While mountain residents may view the Smokies as their local park, by law the federal government cannot see it that way. The national parks belong to every American, be they from Bryson City or Baton Rouge. If the Smokies were to ever have an entrance fee, it would have to be the same for everybody.
That could be a hard pill to swallow, especially for North Carolina locals still embittered by the decades of legal wrangling involved with getting the federal government to pay out the settlement it promised Swain County residents in return for not rebuilding the road it had promised to rebuild after constructing Fontana Dam. Known as “The Road to Nowhere,” only 7 miles of the promised 26-mile road were ever built, and the full $52 million settlement wasn’t paid out until 2018 — 15 years after the settlement agreement was signed and seven decades after the promise was made.
“The fact that the settlement had not been paid was just incredibly awkward and I think introduced a lot of acrimony into any discussions that might have occurred about the possibility of implementing an entrance fee,” said Rematore.
Pierce is willing to wager that every Smokies superintendent has at some point started poking around the idea of instituting an entrance fee, but none of them have ever pushed it forward for public comment.
“It’s something that’s been on their minds for a long time, but I think it’s so tangled and so potentially contentious that they have avoided any sort of public talk about it,” said Pierce. “It would be a particularly brave superintendent that would tackle that issue.”

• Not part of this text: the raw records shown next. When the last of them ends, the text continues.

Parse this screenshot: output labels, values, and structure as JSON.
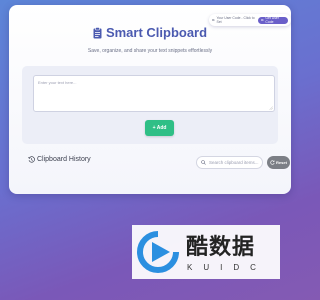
{
  "app": {
    "title": "Smart Clipboard",
    "subtitle": "Save, organize, and share your text snippets effortlessly"
  },
  "user": {
    "code_text": "Your User Code - Click to Set",
    "get_button": "Get User Code"
  },
  "input": {
    "placeholder": "Enter your text here...",
    "add_label": "+ Add"
  },
  "history": {
    "title": "Clipboard History",
    "search_placeholder": "Search clipboard items...",
    "reset_label": "Reset"
  },
  "watermark": {
    "cn": "酷数据",
    "en": "KUIDC"
  },
  "colors": {
    "accent": "#4b5ab0",
    "add_button": "#2fbf86",
    "reset_button": "#7c7f86",
    "get_code_button": "#6a5fc9"
  }
}
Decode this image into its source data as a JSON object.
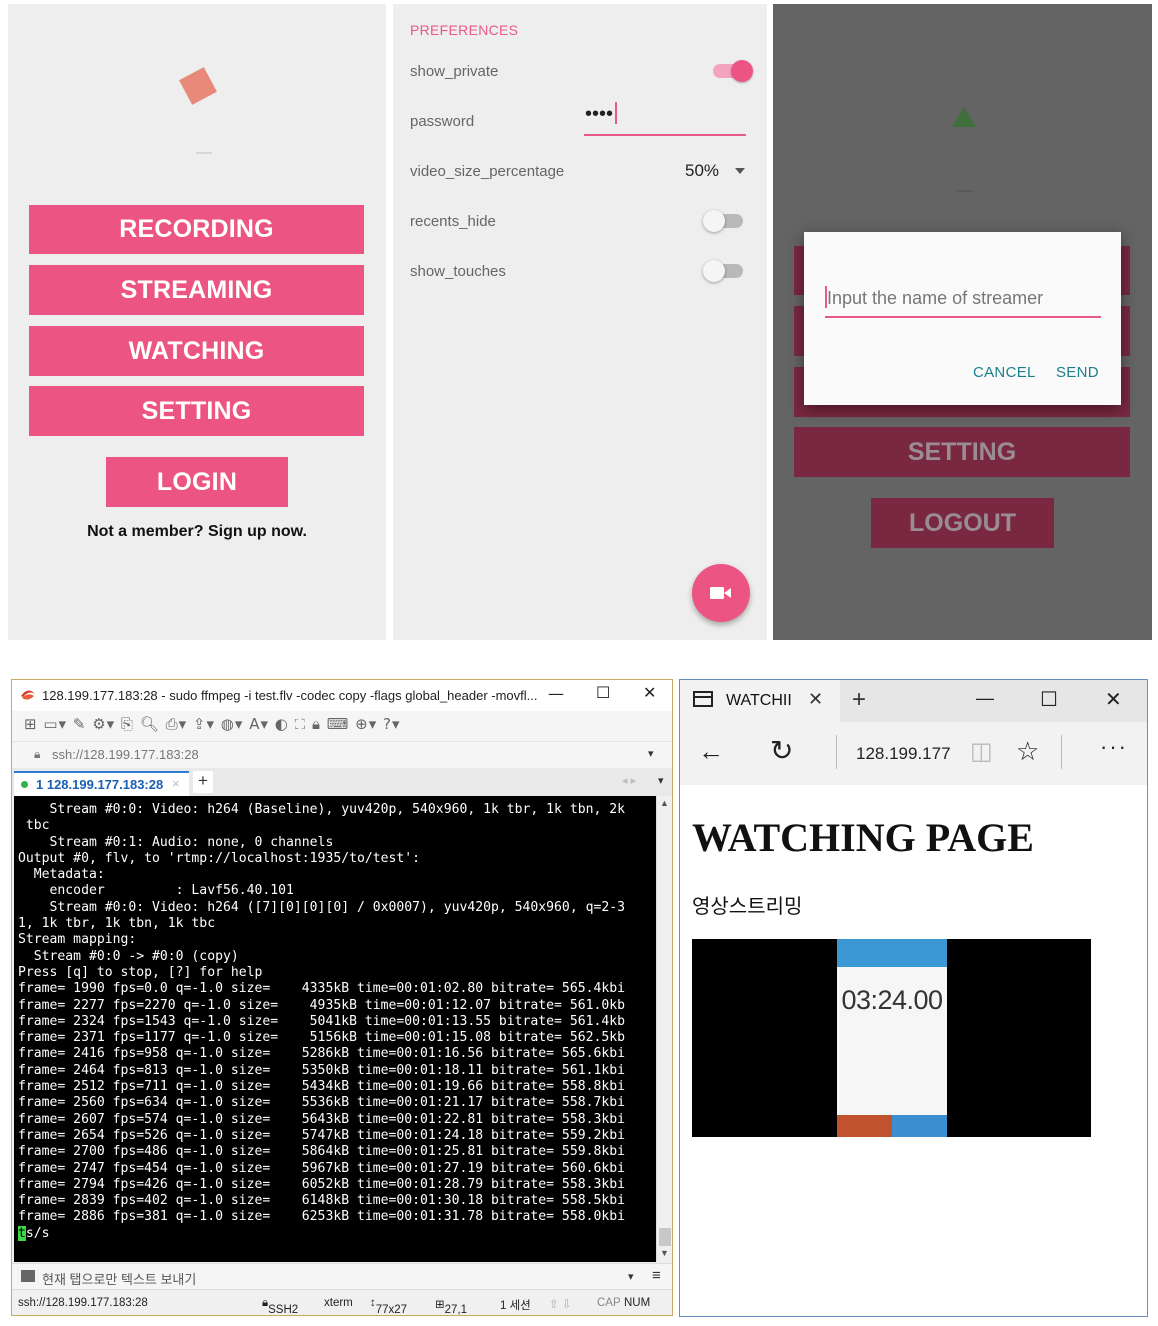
{
  "phone_home": {
    "buttons": [
      "RECORDING",
      "STREAMING",
      "WATCHING",
      "SETTING"
    ],
    "login_label": "LOGIN",
    "signup_text": "Not a member? Sign up now."
  },
  "phone_prefs": {
    "header": "PREFERENCES",
    "show_private": {
      "label": "show_private",
      "value": true
    },
    "password": {
      "label": "password",
      "value": "••••"
    },
    "video_size": {
      "label": "video_size_percentage",
      "value": "50%"
    },
    "recents_hide": {
      "label": "recents_hide",
      "value": false
    },
    "show_touches": {
      "label": "show_touches",
      "value": false
    },
    "fab_icon": "videocam-icon",
    "accent_color": "#ec5583"
  },
  "phone_dialog": {
    "input_placeholder": "Input the name of streamer",
    "cancel_label": "CANCEL",
    "send_label": "SEND",
    "setting_label": "SETTING",
    "logout_label": "LOGOUT"
  },
  "terminal": {
    "title": "128.199.177.183:28 - sudo ffmpeg -i test.flv -codec copy -flags global_header -movfl...",
    "address": "ssh://128.199.177.183:28",
    "tab_label": "1 128.199.177.183:28",
    "output": "    Stream #0:0: Video: h264 (Baseline), yuv420p, 540x960, 1k tbr, 1k tbn, 2k\n tbc\n    Stream #0:1: Audio: none, 0 channels\nOutput #0, flv, to 'rtmp://localhost:1935/to/test':\n  Metadata:\n    encoder         : Lavf56.40.101\n    Stream #0:0: Video: h264 ([7][0][0][0] / 0x0007), yuv420p, 540x960, q=2-3\n1, 1k tbr, 1k tbn, 1k tbc\nStream mapping:\n  Stream #0:0 -> #0:0 (copy)\nPress [q] to stop, [?] for help\nframe= 1990 fps=0.0 q=-1.0 size=    4335kB time=00:01:02.80 bitrate= 565.4kbi\nframe= 2277 fps=2270 q=-1.0 size=    4935kB time=00:01:12.07 bitrate= 561.0kb\nframe= 2324 fps=1543 q=-1.0 size=    5041kB time=00:01:13.55 bitrate= 561.4kb\nframe= 2371 fps=1177 q=-1.0 size=    5156kB time=00:01:15.08 bitrate= 562.5kb\nframe= 2416 fps=958 q=-1.0 size=    5286kB time=00:01:16.56 bitrate= 565.6kbi\nframe= 2464 fps=813 q=-1.0 size=    5350kB time=00:01:18.11 bitrate= 561.1kbi\nframe= 2512 fps=711 q=-1.0 size=    5434kB time=00:01:19.66 bitrate= 558.8kbi\nframe= 2560 fps=634 q=-1.0 size=    5536kB time=00:01:21.17 bitrate= 558.7kbi\nframe= 2607 fps=574 q=-1.0 size=    5643kB time=00:01:22.81 bitrate= 558.3kbi\nframe= 2654 fps=526 q=-1.0 size=    5747kB time=00:01:24.18 bitrate= 559.2kbi\nframe= 2700 fps=486 q=-1.0 size=    5864kB time=00:01:25.81 bitrate= 559.8kbi\nframe= 2747 fps=454 q=-1.0 size=    5967kB time=00:01:27.19 bitrate= 560.6kbi\nframe= 2794 fps=426 q=-1.0 size=    6052kB time=00:01:28.79 bitrate= 558.3kbi\nframe= 2839 fps=402 q=-1.0 size=    6148kB time=00:01:30.18 bitrate= 558.5kbi\nframe= 2886 fps=381 q=-1.0 size=    6253kB time=00:01:31.78 bitrate= 558.0kbi",
    "cursor_char": "t",
    "last_line_rest": "s/s",
    "send_bar_text": "현재 탭으로만 텍스트 보내기",
    "status": {
      "address": "ssh://128.199.177.183:28",
      "protocol": "SSH2",
      "term": "xterm",
      "size": "77x27",
      "cursor": "27,1",
      "sessions": "1 세션",
      "cap": "CAP",
      "num": "NUM"
    }
  },
  "browser": {
    "tab_title": "WATCHII",
    "address": "128.199.177",
    "heading": "WATCHING PAGE",
    "subtitle": "영상스트리밍",
    "video_time": "03:24.00"
  }
}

It’s still tangled, and it’s still contentious, but if the park’s funding continues to stay flat as its visitation continues to rise, the day could come when open discussion of an entrance fee begins.

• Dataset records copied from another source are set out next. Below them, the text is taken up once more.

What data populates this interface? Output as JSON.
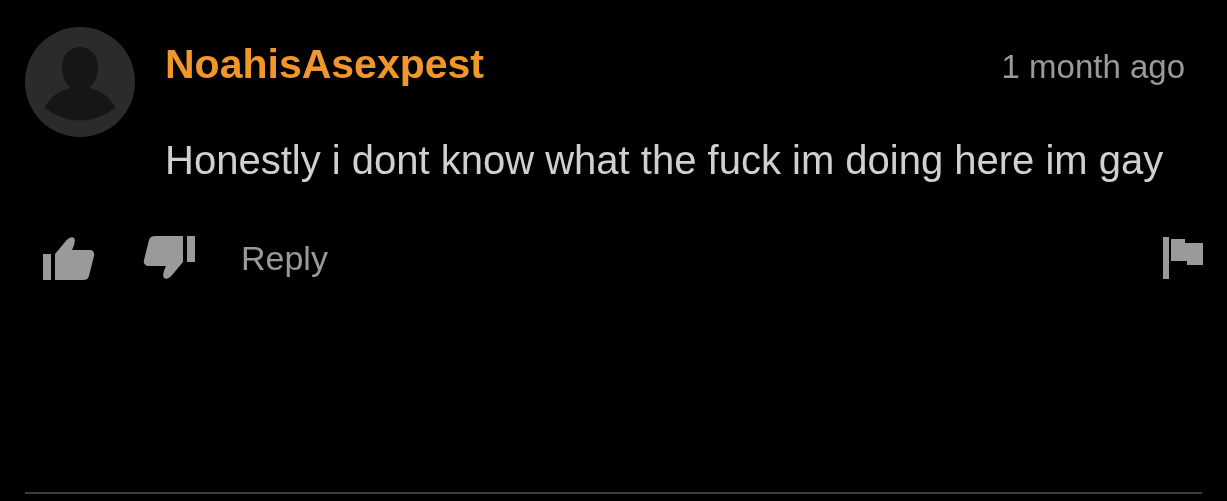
{
  "comment": {
    "author": "NoahisAsexpest",
    "time": "1 month ago",
    "text": "Honestly i dont know what the fuck im doing here im gay",
    "reply_label": "Reply"
  }
}
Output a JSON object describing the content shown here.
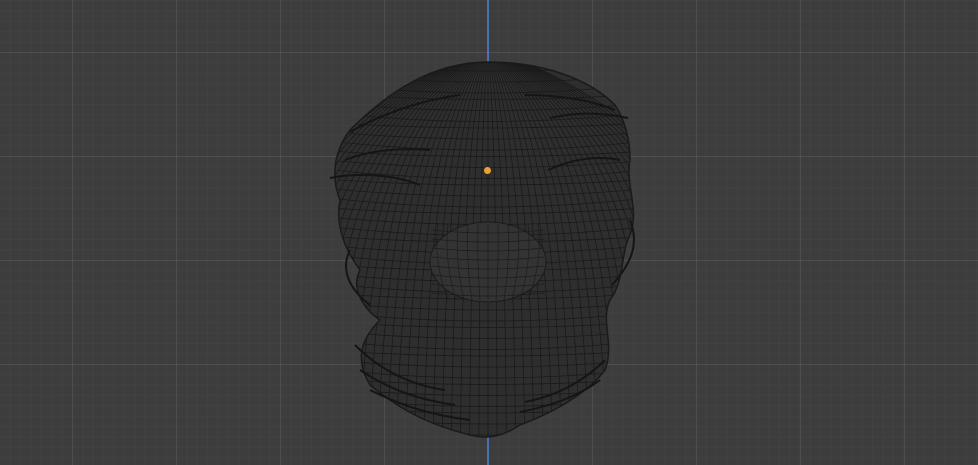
{
  "viewport": {
    "background_color": "#3d3d3d",
    "axis_color": "#4a78c2",
    "origin_color": "#f0a030",
    "wire_color": "#1a1a1a",
    "object": "hair-mesh-wireframe"
  }
}
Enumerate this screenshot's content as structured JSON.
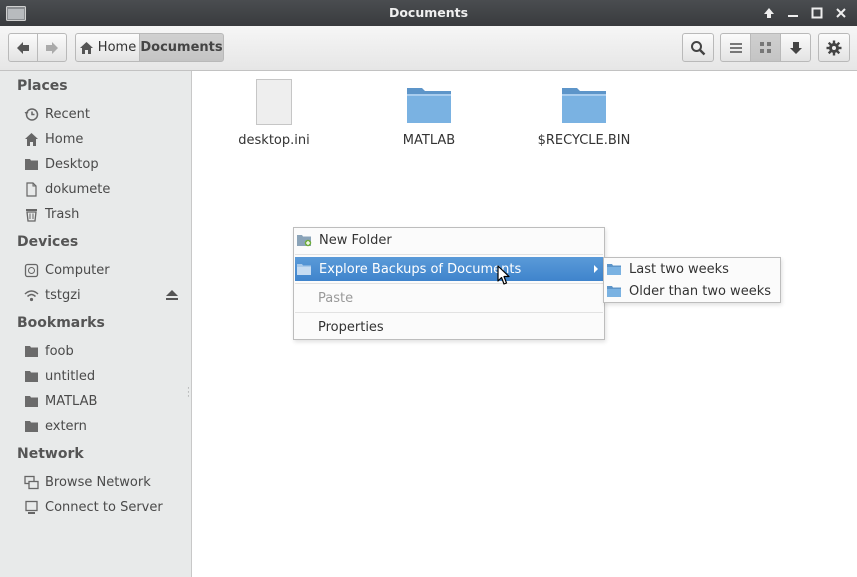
{
  "window": {
    "title": "Documents"
  },
  "toolbar": {
    "home_label": "Home",
    "current_label": "Documents"
  },
  "sidebar": {
    "places_heading": "Places",
    "places": [
      {
        "label": "Recent",
        "icon": "clock-icon"
      },
      {
        "label": "Home",
        "icon": "home-icon"
      },
      {
        "label": "Desktop",
        "icon": "folder-icon"
      },
      {
        "label": "dokumete",
        "icon": "file-icon"
      },
      {
        "label": "Trash",
        "icon": "trash-icon"
      }
    ],
    "devices_heading": "Devices",
    "devices": [
      {
        "label": "Computer",
        "icon": "drive-icon"
      },
      {
        "label": "tstgzi",
        "icon": "wifi-icon"
      }
    ],
    "bookmarks_heading": "Bookmarks",
    "bookmarks": [
      {
        "label": "foob",
        "icon": "folder-icon"
      },
      {
        "label": "untitled",
        "icon": "folder-icon"
      },
      {
        "label": "MATLAB",
        "icon": "folder-icon"
      },
      {
        "label": "extern",
        "icon": "folder-icon"
      }
    ],
    "network_heading": "Network",
    "network": [
      {
        "label": "Browse Network",
        "icon": "network-icon"
      },
      {
        "label": "Connect to Server",
        "icon": "server-icon"
      }
    ]
  },
  "files": [
    {
      "name": "desktop.ini",
      "type": "file"
    },
    {
      "name": "MATLAB",
      "type": "folder"
    },
    {
      "name": "$RECYCLE.BIN",
      "type": "folder"
    }
  ],
  "context_menu": {
    "items": [
      {
        "label": "New Folder",
        "state": "normal"
      },
      {
        "label": "Explore Backups of Documents",
        "state": "highlighted"
      },
      {
        "label": "Paste",
        "state": "disabled"
      },
      {
        "label": "Properties",
        "state": "normal"
      }
    ]
  },
  "submenu": {
    "items": [
      {
        "label": "Last two weeks"
      },
      {
        "label": "Older than two weeks"
      }
    ]
  },
  "colors": {
    "titlebar": "#3e4043",
    "highlight": "#4a8fd3",
    "folder_blue": "#6aa6da",
    "sidebar_bg": "#e8eaea"
  }
}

“I think it has the potential at least to become something that would rise to the level of a public comment period today because the revenue issues and the maintenance issues are so huge at this point,” said Pierce. “But it would take a massive public relations campaign.”
The park’s nonprofit partners would have to come out in support — and potentially risk alienating supporters committed to the park remaining free — and the Tennessee legislature would have to amend its 1951 deed transfer legislation, which itself would require a grassroots show of support from voters in that state to prompt action from legislators. Finally, federal action would be needed to enact the fee.
“I don’t see it coming any time soon. I’ll just put it that way,” said Pierce. “It would be a long, long process.”
Per-visitor funding at 2018’s five most popular parks
• $1.92 — Great Smoky Mountains National Park. In fiscal year 2018, this park received $21.9 million to serve 11.4 million visitors.
• $5.94 — Grand Canyon National Park. In fiscal year 2018, this park received $37.9 million to serve 6.4 million visitors.
• $4.67 — Rocky Mountain National Park. In fiscal year 2018, this park received $21.4 million to serve 4.6 million visitors.
• $3.61 — Zion National Park. In fiscal year 2018, this park received $15.6 million to serve 4.3 million visitors.
• $20.36 — Yellowstone National Park. In fiscal year 2018, this park received $83.8 million to serve 4.1 million visitors.
Park funding is calculated by adding congressional appropriations and fee revenue. Calculations made using data from the National Park Service. Visitation data refers to calendar year 2018.